Pre-clustering

See also
OTU clustering

Preclustering is a method suggested by Huse et al. (2010). The key observation is that reads with errors (or amplicons with errors) should be less abundant than correct reads (or correct amplicons). This is because sequencer errors are unlikely to be reproduced by chance, and amplicons with PCR errors will have undergone fewer rounds of amplification.
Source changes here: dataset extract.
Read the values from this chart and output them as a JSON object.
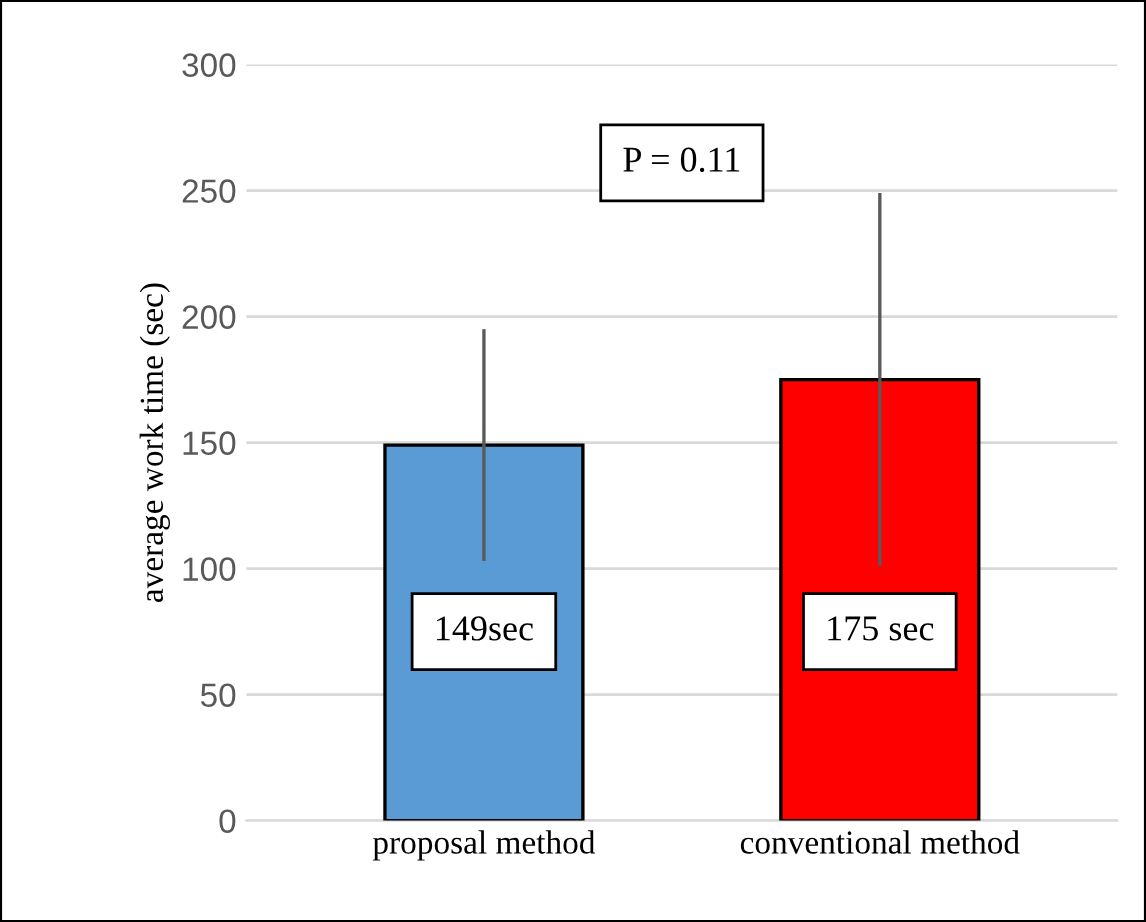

This suggests the following technique: if a read (R) has only a small number of differences with a read of higher abundance (H), then assume H is the correct read corresponding to R, so add the abundance of R to H and discard R.

This merging is performed by cluster_otus, which simultaneously performs chimera filtering and greedy OTU construction by considering reads in order of decreasing abundance.

Preclustering can increase sensitivity

If you follow my recommendation to discard singleton reads, sensitivity may be reduced because "lone singletons" are lost, i.e. cases where the highest-abundance read for a given species is a singleton. Some of these species can be preserved by a preclustering step that very similar reads. If there is one correct read for a species, there may be one other read of the same gene that has one error. In this case, the species has two lone singleton reads, and these will be lost when singletons are discarded. They can be preserved by merging reads that have only a single difference, e.g. using this command:

usearch -cluster_smallmem derep.fa -id 0.99 -maxdiffs 1 -centroids preclustered.fa

Motivation for maxdiffs 1
The choice of -id 0.99 is arbitrary; an identity threshold must be provided because it is required by cluster_smallmem. If two reads have only a single difference, then most likely one of them is correct (because it is very unlikely that two bad reads would agree on all errors except one). So the maximum of one difference is not arbitray. If larger numbers of differences are allowed, then two bad reads may be merged and the merged read is more likely to create a spurious OTU.